Cracking open a high school yearbook is always fun — that is, unless you’re Jenna: She opens up the yearbook only to discover that she won the superlative for Most Depressing. (Which isn’t even an actual superlative high schools have. At least I hope not.)
This newfound “honor” causes Jenna to look back at the past four years, and the upcoming Mother-Daughter Senior Banquet only makes it worse. That’s because mothers impersonate their daughters onstage at this banquet, and Lacey decides to reach back to Jenna’s earlier — and more tumultuous — years in high school for her material.

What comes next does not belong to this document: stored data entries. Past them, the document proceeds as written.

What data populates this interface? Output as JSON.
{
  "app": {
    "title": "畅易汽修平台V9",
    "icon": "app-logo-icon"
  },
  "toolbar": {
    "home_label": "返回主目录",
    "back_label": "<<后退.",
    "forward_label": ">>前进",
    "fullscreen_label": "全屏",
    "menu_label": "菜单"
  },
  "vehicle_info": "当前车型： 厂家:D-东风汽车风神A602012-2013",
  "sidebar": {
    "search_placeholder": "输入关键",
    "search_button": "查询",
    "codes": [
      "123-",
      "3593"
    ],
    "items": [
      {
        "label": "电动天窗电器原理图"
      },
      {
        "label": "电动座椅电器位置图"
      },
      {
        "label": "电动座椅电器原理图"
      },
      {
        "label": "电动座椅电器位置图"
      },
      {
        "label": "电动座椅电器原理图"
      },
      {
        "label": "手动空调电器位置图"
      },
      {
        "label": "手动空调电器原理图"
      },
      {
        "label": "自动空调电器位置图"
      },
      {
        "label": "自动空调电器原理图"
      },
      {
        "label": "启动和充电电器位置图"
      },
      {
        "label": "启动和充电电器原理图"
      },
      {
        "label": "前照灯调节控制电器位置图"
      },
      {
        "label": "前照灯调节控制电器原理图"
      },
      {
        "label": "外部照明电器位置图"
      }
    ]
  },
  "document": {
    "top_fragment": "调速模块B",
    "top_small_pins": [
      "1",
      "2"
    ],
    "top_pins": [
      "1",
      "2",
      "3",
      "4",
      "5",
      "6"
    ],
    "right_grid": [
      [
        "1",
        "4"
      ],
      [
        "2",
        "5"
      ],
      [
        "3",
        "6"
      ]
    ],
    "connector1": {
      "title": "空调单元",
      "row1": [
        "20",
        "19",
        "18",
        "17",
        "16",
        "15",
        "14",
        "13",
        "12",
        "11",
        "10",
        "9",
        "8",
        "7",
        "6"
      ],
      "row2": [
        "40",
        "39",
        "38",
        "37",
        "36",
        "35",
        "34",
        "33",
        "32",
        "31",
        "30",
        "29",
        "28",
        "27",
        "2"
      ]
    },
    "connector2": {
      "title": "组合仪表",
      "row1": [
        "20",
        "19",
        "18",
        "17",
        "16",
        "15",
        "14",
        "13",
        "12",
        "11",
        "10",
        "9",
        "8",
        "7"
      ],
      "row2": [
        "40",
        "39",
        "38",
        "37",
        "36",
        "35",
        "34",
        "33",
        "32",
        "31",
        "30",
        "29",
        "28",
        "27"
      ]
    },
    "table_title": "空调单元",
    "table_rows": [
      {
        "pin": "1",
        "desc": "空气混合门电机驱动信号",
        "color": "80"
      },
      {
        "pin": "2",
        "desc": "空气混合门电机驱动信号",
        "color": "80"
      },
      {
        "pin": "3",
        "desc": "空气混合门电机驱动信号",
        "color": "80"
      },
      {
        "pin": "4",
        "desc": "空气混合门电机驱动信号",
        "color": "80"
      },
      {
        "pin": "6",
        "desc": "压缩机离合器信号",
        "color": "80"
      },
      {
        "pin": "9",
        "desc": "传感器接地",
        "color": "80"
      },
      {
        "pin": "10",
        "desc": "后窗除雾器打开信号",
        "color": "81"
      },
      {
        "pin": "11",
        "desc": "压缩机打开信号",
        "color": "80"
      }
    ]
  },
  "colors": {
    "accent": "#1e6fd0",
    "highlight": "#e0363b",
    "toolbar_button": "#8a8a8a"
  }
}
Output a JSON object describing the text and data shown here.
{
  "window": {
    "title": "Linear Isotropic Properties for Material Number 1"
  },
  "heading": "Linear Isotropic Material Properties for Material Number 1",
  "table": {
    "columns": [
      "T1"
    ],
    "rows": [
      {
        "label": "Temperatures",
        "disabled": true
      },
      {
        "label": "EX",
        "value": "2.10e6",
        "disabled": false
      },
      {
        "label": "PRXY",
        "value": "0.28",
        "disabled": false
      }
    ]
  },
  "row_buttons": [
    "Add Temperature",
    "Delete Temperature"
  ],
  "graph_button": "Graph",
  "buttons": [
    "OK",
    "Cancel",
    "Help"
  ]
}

Jenna, rightly so, isn’t happy about that. She’s changed! She’s different now! Why does her mom need to hark back to those times when she wore a side-braid every single day and was known mostly as Suicide Girl? Also, why does this high school think it’s a good idea to have moms mock their daughters in front of their classmates? Who is in charge at this place?!
Lacey doesn’t make the situation any better once she discovers Jenna’s superlative. At first, she says it doesn’t mean anything, then she tells Jenna that she won Most Likely Not to Go to College and dear old Dad won Most Likely to Become a Father Before Graduation, while Allie — who is drinking white wine throughout this whole conversation — nabbed Strongest Liver. Jenna might be (and remain) Most Depressing after all.
After this discouraging conversation, Jenna looks for Val, but instead finds Lissa sitting in the old counselor’s seat. And Lissa actually has some pretty solid advice: She laughs at Jenna’s problem (okay, maybe that part isn’t the most helpful) before saying Jenna’s friends’ opinions are the only ones that should matter. Lissa might not be the sharpest crayon in the box, but she could be on her way to becoming Most Likely to Become Val’s Wacky Replacement.
The yearbook drama doesn’t end there though. Matty and Jenna exchanged books so they could sign each others’, and Jenna thinks she nailed hers — Matty, on the other hand, failed massively. “Jenna, you’re one cool chick!” he wrote. And that’s it. Not even a “K.I.T.” or a “H.A.G.S.” or a “BFF.” Nope, just, “You’re one cool chick!”
After all those two have been through, it’s not entirely wrong for Jenna to expect him to write something a bit more, um, heartfelt. Even as a viewer, I was disappointed by Matty’s lackluster note. This was his chance to tell her how he really feels, to talk about how those past four years with her changed his life, how he wouldn’t be the same without her, blah blah blah. Instead, he wrote something in her yearbook that he could have written in any girl’s yearbook.
NEXT: Lacey and Jenna get into a pre-banquet spat. [pagebreak]
Lacey again makes it worse (surprise!) when she walks into Jenna’s room wearing a fake cast on her arm, a hoodie, and a (glammed up, of course) side-braid. Jenna explodes at her, insisting that she’s different now and that impersonating Old Jenna is humiliating to Current Jenna.
When the Mother-Daughter Senior Banquet finally happens, Darlene shocks everyone by absolutely killing it: She has Sadie’s snarl down pat, and Sadie is secretly thrilled. So thrilled that she accepts Darlene’s invitation to come over and have a sleepover that night — and also so thrilled that she calls Darlene “Mom.” Sadie and Darlene do have hearts!
Lacey’s performance isn’t as well-received — at least not initially. She uses her stage-time as an opportunity to make up with Jenna and clearly says she’s not the person she was sophomore year. Sweet, yes. Entertaining, no. Jenna saves it by joining her onstage and making fun of herself in what turns into a super uncomfortable but super heartwarming moment.
While all this drama is going on, T’s hanging out with Adam. She keeps telling Jenna she’s going to break it off with him, but those plans disappear once Adam breaks out his grandmother’s ring and proposes to Jenna once again. There’s no need for them to get married — live your lives, kids! — but they do seem happy together, so it’s hard to be too upset with T for sticking with him.
Jenna’s not ready to be supportive just yet, especially because she’s still having boy problems of her own. After getting off the phone with T, she confronts Matty about his yearbook comment. He doesn’t ever explain why he decided to go with his vague note, but he does make up for it by telling Jenna she’s his best friend. Is it too early in the season to start tearing up about how cute (and totally meant to be) Jenna and Matty are? Either way, it’s happening.
Most awkward Awkward moment of the week: When Lacey boards the stage and, in character as Jenna, says, “I like to write and read and hang out with my best friend, Tamara. Are you in the house tonight? Holla atcha girl!” No wonder Jenna took over.